The large amount of empty space in the chassis is also a pointer of an odd design choice. Maybe it was for the battery, but that also doesn’t take too much space at all. It’s a weird choice that I needed to fix with foam to improve acoustics.
Also, the aluminum version of the keyboard just being aluminum bar slide-on additions to the plastic model makes the aluminum model not worth to get, in my opinion. If you’re paying extra for aluminum, I’d expect a full aluminum machined case, not just 4 aluminum bars. The plastic chassis is also just a very meh design, as you can clearly see cut corners where the aluminum bars would have been slid in.
Price / Conclusion
Looking at both sides, I can attribute most of the cons of this device as probably cuts made to make the price as low as possible. The poor keycap quality, lack of customization or QMK, empty casing, and questionable aluminum version all seem to directly stem from price cuts. However, I don’t see that necessarily as a bad thing, and I see where the rest of the budget went into: hotswap and Bluetooth support, as well as wide device compatibility.

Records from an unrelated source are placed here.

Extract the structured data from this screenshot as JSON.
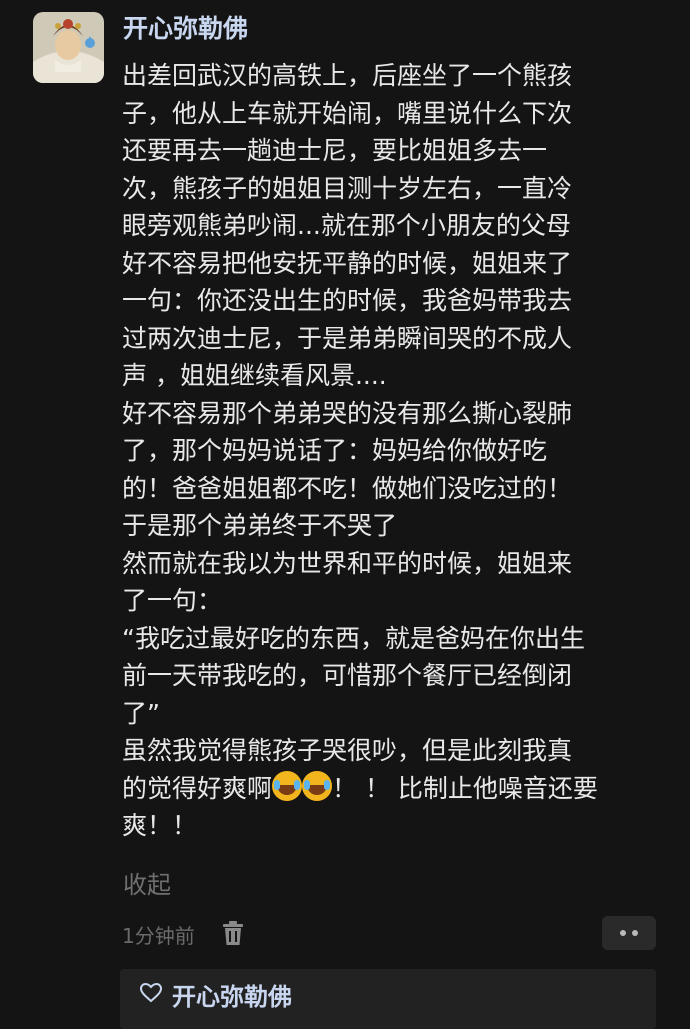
{
  "comment": {
    "author": "开心弥勒佛",
    "lines": [
      "出差回武汉的高铁上，后座坐了一个熊孩",
      "子，他从上车就开始闹，嘴里说什么下次",
      "还要再去一趟迪士尼，要比姐姐多去一",
      "次，熊孩子的姐姐目测十岁左右，一直冷",
      "眼旁观熊弟吵闹...就在那个小朋友的父母",
      "好不容易把他安抚平静的时候，姐姐来了",
      "一句：你还没出生的时候，我爸妈带我去",
      "过两次迪士尼，于是弟弟瞬间哭的不成人",
      "声 ，姐姐继续看风景....",
      "好不容易那个弟弟哭的没有那么撕心裂肺",
      "了，那个妈妈说话了：妈妈给你做好吃",
      "的！爸爸姐姐都不吃！做她们没吃过的！",
      "于是那个弟弟终于不哭了",
      "然而就在我以为世界和平的时候，姐姐来",
      "了一句：",
      "“我吃过最好吃的东西，就是爸妈在你出生",
      "前一天带我吃的，可惜那个餐厅已经倒闭",
      "了”",
      "虽然我觉得熊孩子哭很吵，但是此刻我真"
    ],
    "emoji_line_prefix": "的觉得好爽啊",
    "emoji_line_suffix": "！ ！ 比制止他噪音还要",
    "final_line": "爽！！",
    "emoji_icons": [
      "tears-of-joy-emoji",
      "tears-of-joy-emoji"
    ],
    "collapse_label": "收起",
    "timestamp": "1分钟前"
  },
  "reply_preview": {
    "liked_by": "开心弥勒佛"
  },
  "colors": {
    "background": "#141414",
    "author": "#c9d6f0",
    "text": "#e8e8e8",
    "muted": "#6f6f6f"
  }
}
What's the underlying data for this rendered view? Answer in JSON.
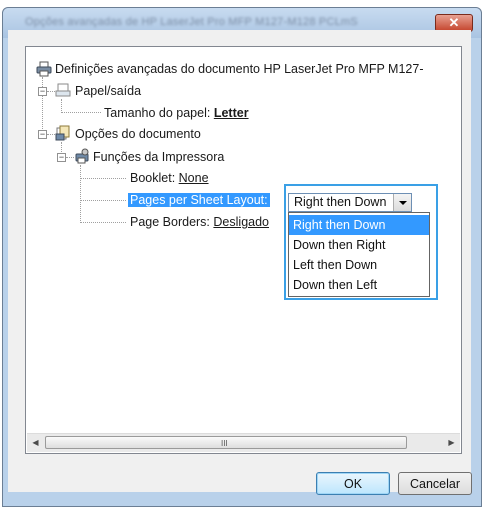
{
  "window": {
    "title": "Opções avançadas de HP LaserJet Pro MFP M127-M128 PCLmS",
    "close_glyph": "✕"
  },
  "tree": {
    "root_label": "Definições avançadas do documento HP LaserJet Pro MFP M127-",
    "paper_output": "Papel/saída",
    "paper_size_label": "Tamanho do papel:",
    "paper_size_value": "Letter",
    "document_options": "Opções do documento",
    "printer_features": "Funções da Impressora",
    "booklet_label": "Booklet:",
    "booklet_value": "None",
    "pages_layout_label": "Pages per Sheet Layout:",
    "page_borders_label": "Page Borders:",
    "page_borders_value": "Desligado",
    "expander_minus": "−"
  },
  "layout_select": {
    "selected": "Right then Down",
    "options": [
      "Right then Down",
      "Down then Right",
      "Left then Down",
      "Down then Left"
    ]
  },
  "scrollbar": {
    "left_arrow": "◀",
    "right_arrow": "▶",
    "grip": "III"
  },
  "buttons": {
    "ok": "OK",
    "cancel": "Cancelar"
  },
  "colors": {
    "selection": "#3399ff",
    "highlight_frame": "#3aa0e6"
  }
}
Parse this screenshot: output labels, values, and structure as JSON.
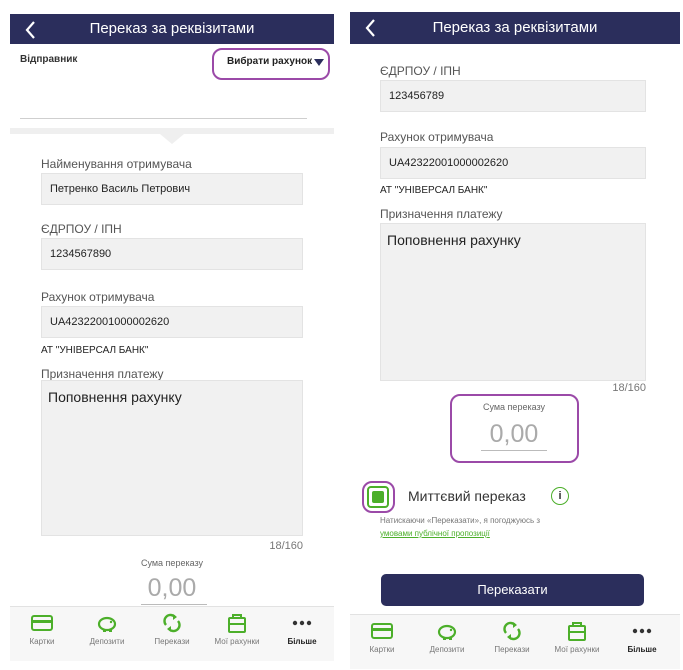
{
  "colors": {
    "navbar": "#2b2e5c",
    "accent": "#4caf2a",
    "highlight": "#9b4aa8",
    "field_bg": "#f1f1f1"
  },
  "left": {
    "nav": {
      "title": "Переказ за реквізитами",
      "back_icon": "chevron-left-icon"
    },
    "sender_label": "Відправник",
    "choose_account": "Вибрати рахунок",
    "recipient_name_label": "Найменування отримувача",
    "recipient_name_value": "Петренко Василь Петрович",
    "edrpou_label": "ЄДРПОУ / ІПН",
    "edrpou_value": "1234567890",
    "account_label": "Рахунок отримувача",
    "account_value": "UA42322001000002620",
    "bank_name": "АТ \"УНІВЕРСАЛ БАНК\"",
    "purpose_label": "Призначення платежу",
    "purpose_value": "Поповнення рахунку",
    "counter": "18/160",
    "amount_label": "Сума переказу",
    "amount_value": "0,00"
  },
  "right": {
    "nav": {
      "title": "Переказ за реквізитами",
      "back_icon": "chevron-left-icon"
    },
    "edrpou_label": "ЄДРПОУ / ІПН",
    "edrpou_value": "123456789",
    "account_label": "Рахунок отримувача",
    "account_value": "UA42322001000002620",
    "bank_name": "АТ \"УНІВЕРСАЛ БАНК\"",
    "purpose_label": "Призначення платежу",
    "purpose_value": "Поповнення рахунку",
    "counter": "18/160",
    "amount_label": "Сума переказу",
    "amount_value": "0,00",
    "instant_label": "Миттєвий переказ",
    "instant_checked": true,
    "consent_text": "Натискаючи «Переказати», я погоджуюсь з",
    "consent_link": "умовами публічної пропозиції",
    "transfer_button": "Переказати"
  },
  "tabbar": {
    "items": [
      {
        "label": "Картки",
        "icon": "card-icon"
      },
      {
        "label": "Депозити",
        "icon": "piggy-bank-icon"
      },
      {
        "label": "Перекази",
        "icon": "transfer-icon"
      },
      {
        "label": "Мої рахунки",
        "icon": "wallet-icon"
      },
      {
        "label": "Більше",
        "icon": "more-icon",
        "active": true
      }
    ]
  }
}
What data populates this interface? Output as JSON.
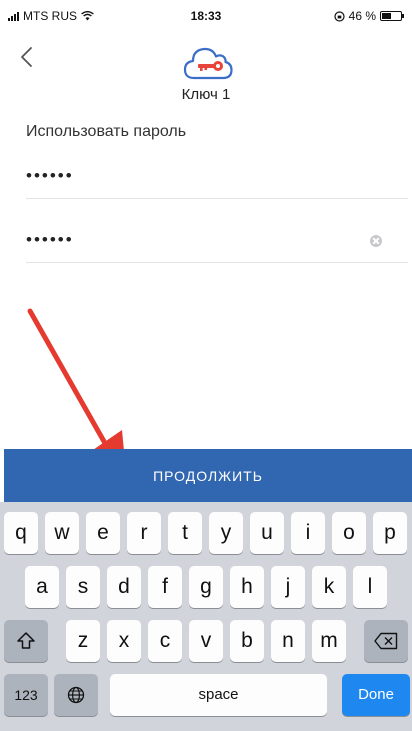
{
  "status_bar": {
    "carrier": "MTS RUS",
    "time": "18:33",
    "battery": "46 %"
  },
  "header": {
    "key_name": "Ключ 1"
  },
  "form": {
    "use_password_label": "Использовать пароль",
    "password_value": "••••••",
    "confirm_value": "••••••"
  },
  "continue_label": "ПРОДОЛЖИТЬ",
  "keyboard": {
    "row1": [
      "q",
      "w",
      "e",
      "r",
      "t",
      "y",
      "u",
      "i",
      "o",
      "p"
    ],
    "row2": [
      "a",
      "s",
      "d",
      "f",
      "g",
      "h",
      "j",
      "k",
      "l"
    ],
    "row3": [
      "z",
      "x",
      "c",
      "v",
      "b",
      "n",
      "m"
    ],
    "numbers_label": "123",
    "space_label": "space",
    "done_label": "Done"
  },
  "colors": {
    "accent": "#3067b0",
    "arrow": "#e53a2f",
    "done": "#1e88f0",
    "cloud": "#3a6ec8",
    "key": "#e8443a"
  }
}
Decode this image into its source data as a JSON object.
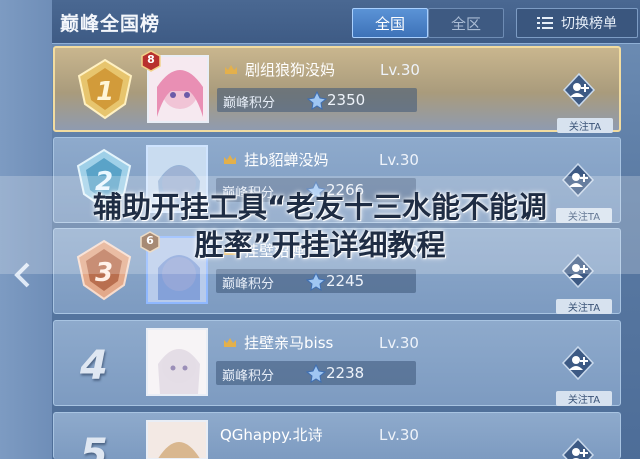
{
  "header": {
    "title": "巅峰全国榜",
    "tabs": [
      {
        "label": "全国",
        "active": true
      },
      {
        "label": "全区",
        "active": false
      }
    ],
    "switch_label": "切换榜单"
  },
  "rows": [
    {
      "rank": "1",
      "level_badge": "8",
      "name": "剧组狼狗没妈",
      "level": "Lv.30",
      "score_label": "巅峰积分",
      "score": "2350",
      "follow": "关注TA"
    },
    {
      "rank": "2",
      "name": "挂b貂蝉没妈",
      "level": "Lv.30",
      "score_label": "巅峰积分",
      "score": "2266",
      "follow": "关注TA"
    },
    {
      "rank": "3",
      "level_badge": "6",
      "name": "挂壁貂蝉",
      "level": "Lv.30",
      "score_label": "巅峰积分",
      "score": "2245",
      "follow": "关注TA"
    },
    {
      "rank": "4",
      "name": "挂壁亲马biss",
      "level": "Lv.30",
      "score_label": "巅峰积分",
      "score": "2238",
      "follow": "关注TA"
    },
    {
      "rank": "5",
      "name": "QGhappy.北诗",
      "level": "Lv.30",
      "score_label": "",
      "score": "",
      "follow": ""
    }
  ],
  "overlay": {
    "line1": "辅助开挂工具“老友十三水能不能调",
    "line2": "胜率”开挂详细教程"
  },
  "colors": {
    "tab_active": "#4a84c8",
    "overlay_text": "#1f2d44",
    "gold_border": "#f2dca0"
  }
}
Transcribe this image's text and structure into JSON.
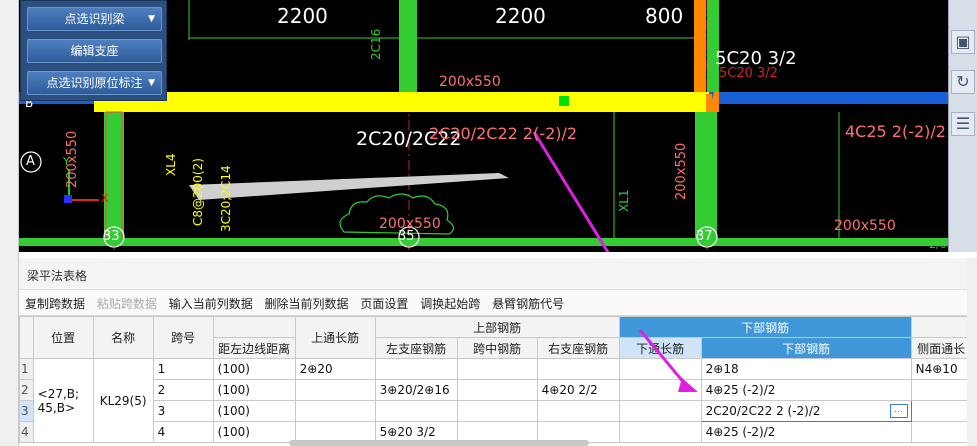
{
  "menu": {
    "btn1": "点选识别梁",
    "btn2": "编辑支座",
    "btn3": "点选识别原位标注",
    "arrow": "▼"
  },
  "cad": {
    "dim1": "2200",
    "dim2": "2200",
    "dim3": "800",
    "beam_label_right": "5C20 3/2",
    "beam_label_right_ghost": "5C20 3/2",
    "beam_label_main": "2C20/2C22",
    "beam_label_red1": "2C20/2C22 2(-2)/2",
    "beam_label_red2": "4C25 2(-2)/2",
    "size1": "200x550",
    "size2": "200x550",
    "size3": "200x550",
    "size4": "200x550",
    "size5": "200x550",
    "vlabel1": "2C16",
    "vlabel2": "XL4",
    "vlabel3": "C8@200(2)",
    "vlabel4": "3C20;2C14",
    "vlabel5": "XL1",
    "axis_a": "A",
    "axis_a2": "A",
    "axis_b": "B",
    "axis_33": "33",
    "axis_35": "35",
    "axis_37": "37",
    "axis_y": "Y",
    "axis_x": "X",
    "tail": "2/0"
  },
  "panel": {
    "title": "梁平法表格",
    "toolbar": [
      "复制跨数据",
      "粘贴跨数据",
      "输入当前列数据",
      "删除当前列数据",
      "页面设置",
      "调换起始跨",
      "悬臂钢筋代号"
    ],
    "headers": {
      "pos": "位置",
      "name": "名称",
      "span": "跨号",
      "dist": "距左边线距离",
      "top_through": "上通长筋",
      "upper": "上部钢筋",
      "left_seat": "左支座钢筋",
      "mid": "跨中钢筋",
      "right_seat": "右支座钢筋",
      "lower": "下部钢筋",
      "lower_through": "下通长筋",
      "lower_bar": "下部钢筋",
      "side": "侧面通长"
    },
    "pos_value": "<27,B;\n45,B>",
    "name_value": "KL29(5)",
    "row_nums": [
      "1",
      "2",
      "3",
      "4"
    ],
    "rows": [
      {
        "span": "1",
        "dist": "(100)",
        "top": "2⊕20",
        "left": "",
        "mid": "",
        "right": "",
        "lt": "",
        "lower": "2⊕18",
        "side": "N4⊕10"
      },
      {
        "span": "2",
        "dist": "(100)",
        "top": "",
        "left": "3⊕20/2⊕16",
        "mid": "",
        "right": "4⊕20 2/2",
        "lt": "",
        "lower": "4⊕25 (-2)/2",
        "side": ""
      },
      {
        "span": "3",
        "dist": "(100)",
        "top": "",
        "left": "",
        "mid": "",
        "right": "",
        "lt": "",
        "lower": "2C20/2C22 2 (-2)/2",
        "side": ""
      },
      {
        "span": "4",
        "dist": "(100)",
        "top": "",
        "left": "5⊕20 3/2",
        "mid": "",
        "right": "",
        "lt": "",
        "lower": "4⊕25 (-2)/2",
        "side": ""
      }
    ],
    "ellipsis": "…"
  },
  "colors": {
    "beam": "#ffff00",
    "column": "#33dd33",
    "arrow": "#e020e0",
    "header_blue": "#3f96d8"
  }
}
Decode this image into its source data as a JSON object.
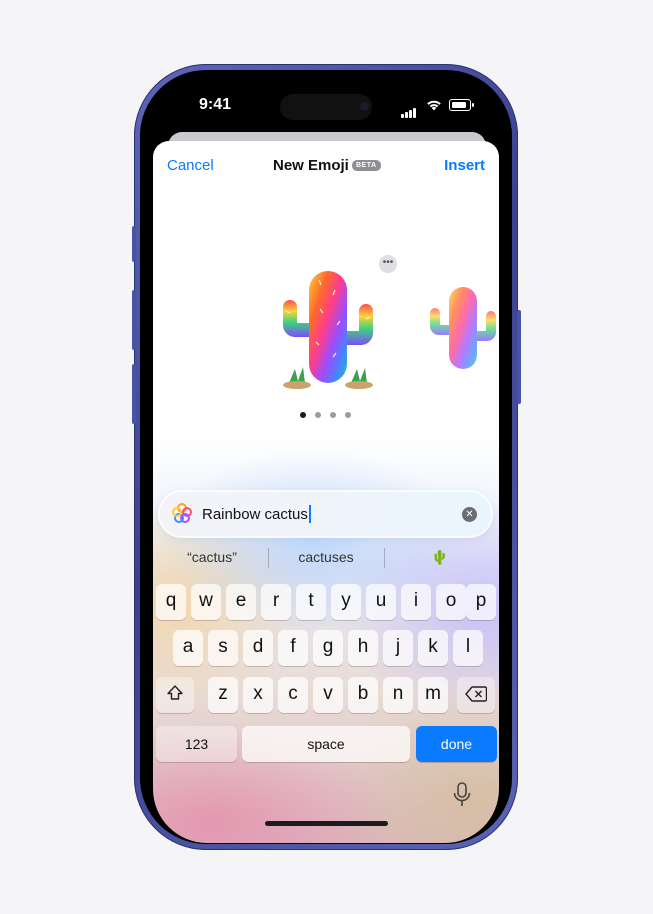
{
  "status_bar": {
    "time": "9:41"
  },
  "nav": {
    "cancel_label": "Cancel",
    "title": "New Emoji",
    "badge": "BETA",
    "insert_label": "Insert"
  },
  "preview": {
    "more_label": "•••",
    "page_count": 4,
    "current_page": 1
  },
  "input": {
    "value": "Rainbow cactus",
    "clear_symbol": "✕"
  },
  "suggestions": [
    "“cactus”",
    "cactuses",
    "🌵"
  ],
  "keyboard": {
    "row1": [
      "q",
      "w",
      "e",
      "r",
      "t",
      "y",
      "u",
      "i",
      "o",
      "p"
    ],
    "row2": [
      "a",
      "s",
      "d",
      "f",
      "g",
      "h",
      "j",
      "k",
      "l"
    ],
    "row3": [
      "z",
      "x",
      "c",
      "v",
      "b",
      "n",
      "m"
    ],
    "numbers_label": "123",
    "space_label": "space",
    "done_label": "done"
  },
  "colors": {
    "accent": "#0a7aff",
    "frame": "#4a52a3"
  }
}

On Keychron’s website, it’s currently $74 for a hotswap, white backlight version of the K6 (the one I got), excluding shipping, with the Kickstarter price trailing slightly behind at $69. I’d say if you’re looking for a 65% mechanical keyboard with a ton of core features for the cheap, the K6 is a pretty decent choice, especially if you already have a keycap set to use and don’t care too much about customization. I would find it harder to recommend if you are looking for more premium features like PBT caps and customization out of the box though. Don’t get the aluminum version though, it’s just not worth it.
I’d also recommend this board if you’re someone like me and looking for a secondary that you want as a portable keyboard to use for your laptop or iPad when you’re out. That way, you can always have the best typing experience anywhere, with the added benefit of Bluetooth as well.
I think I’m going to enjoy this board a lot outside of my desk. I’m just happy I got a Bluetooth 65% board for my Zilents. Now I just need to go waste even more money on PBT caps… But that’s a story for another time.